[rabbitmq-discuss] py-amqplib status messages
Dmitriy Samovskiy
dmitriy.samovskiy at cohesiveft.com
Tue Nov 25 17:08:32 GMT 2008
Matthias Radestock wrote:
>
> So unless the sender has received some application level ack - such as a
> channel/connection.close-ok, or a tx.commit-ok - there is no way for it
> to be sure that the messages it has sent have been
> processed.
>
Understood. So if I don't receive an application level ack, I can't know how many messages
that I already sent, have been received by broker. Consider:
for i in range(1000): ch.basic_publish(Message(str(i)), 'amq.fanout')
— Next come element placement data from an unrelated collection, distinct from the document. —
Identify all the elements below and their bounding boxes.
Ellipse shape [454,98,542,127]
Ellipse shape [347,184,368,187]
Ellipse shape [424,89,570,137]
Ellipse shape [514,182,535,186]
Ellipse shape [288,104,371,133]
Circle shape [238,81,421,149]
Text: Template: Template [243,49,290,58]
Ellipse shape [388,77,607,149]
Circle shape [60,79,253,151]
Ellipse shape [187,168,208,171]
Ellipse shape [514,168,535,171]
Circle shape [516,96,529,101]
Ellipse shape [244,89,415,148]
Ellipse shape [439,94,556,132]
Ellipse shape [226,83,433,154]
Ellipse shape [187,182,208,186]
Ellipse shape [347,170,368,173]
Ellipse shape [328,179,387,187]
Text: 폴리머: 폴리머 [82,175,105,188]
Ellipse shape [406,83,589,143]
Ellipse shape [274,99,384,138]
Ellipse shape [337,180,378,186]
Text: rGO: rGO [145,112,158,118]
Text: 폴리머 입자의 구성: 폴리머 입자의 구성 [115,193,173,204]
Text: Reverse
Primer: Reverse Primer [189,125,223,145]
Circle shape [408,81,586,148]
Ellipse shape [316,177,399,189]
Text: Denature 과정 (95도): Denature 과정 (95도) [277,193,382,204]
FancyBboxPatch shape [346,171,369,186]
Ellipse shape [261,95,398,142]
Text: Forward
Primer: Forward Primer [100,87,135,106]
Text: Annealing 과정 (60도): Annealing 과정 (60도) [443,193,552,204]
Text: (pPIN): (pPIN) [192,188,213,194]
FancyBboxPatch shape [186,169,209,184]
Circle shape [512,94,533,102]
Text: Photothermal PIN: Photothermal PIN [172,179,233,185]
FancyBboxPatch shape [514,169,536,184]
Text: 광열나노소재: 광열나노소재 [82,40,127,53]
and I get socket.error exception when i==500.
This means that I either have to do buffering inside producer in order to be able to
resend them all, or I have to wrap each basic.publish in tx.
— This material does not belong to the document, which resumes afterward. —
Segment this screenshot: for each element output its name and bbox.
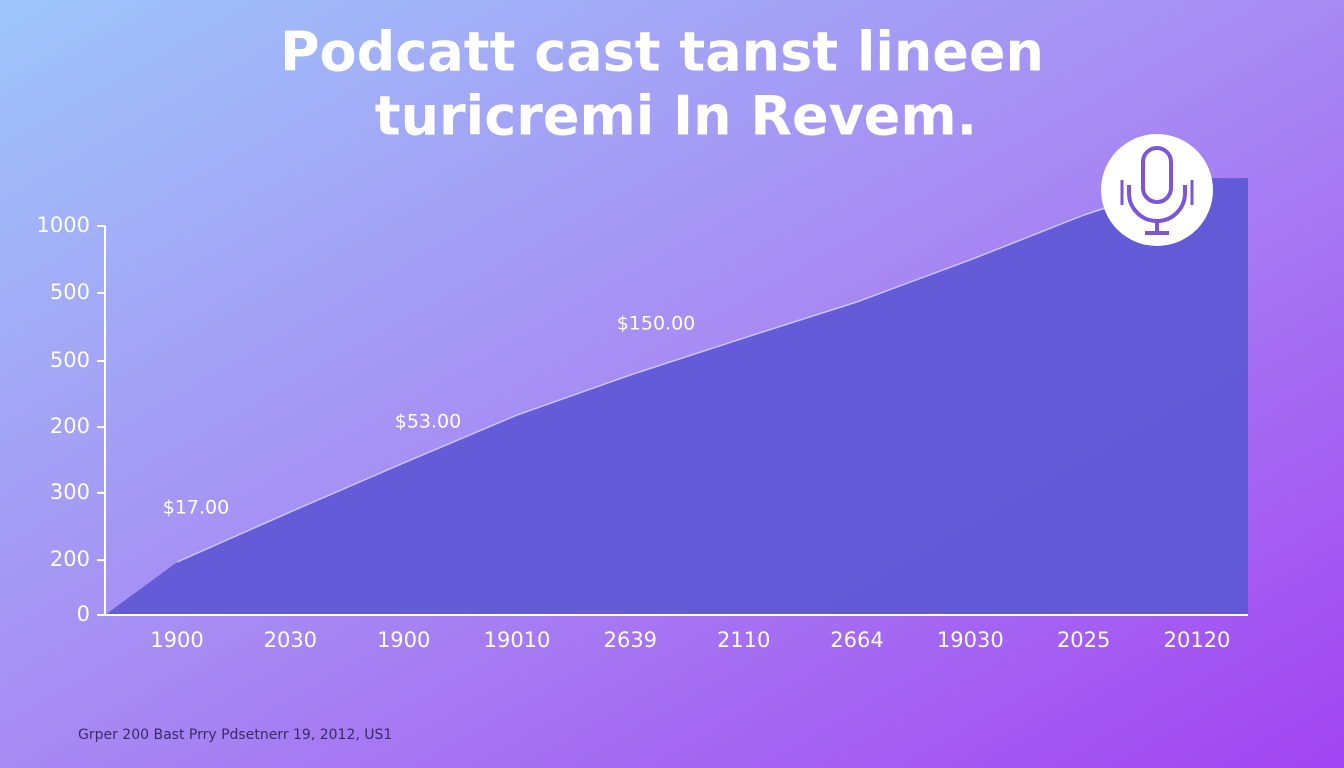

In latter case, it's a total of 5 methods (tx.select, tx.select-ok, basic.publish,
tx.commit, tx.commit-ok). *If* AMQP spec offered a synchronous publish, it would be only 2
methods (basic.publish-with-confirmation, basic.publish-ok).
I take it there must be a reason why only async version of publish method is provided in
AMQP spec? Is anyone familiar with reasoning behind this decision?
On a side note, I found that if I sleep after each send in the above loop, I get
consistently higher success rates of received vs not received messages with py-amqplib on
Linux (essentially no message loss due to being in flight).
for i in range(1000):
ch.basic_publish(Message(str(i)), 'amq.fanout')
time.sleep(0.0001)
Without sleeps, tcpdump shows multiple basic.publish methods packed in a single TCP
packet. With sleeps, there are more TCP packets that carry the same number of
basic.publish methods. Note that this may not be the case for other client implementations
and could be OS dependent as well (not tested).
This may not be a good pattern to rely on, but in limited testing it worked for me.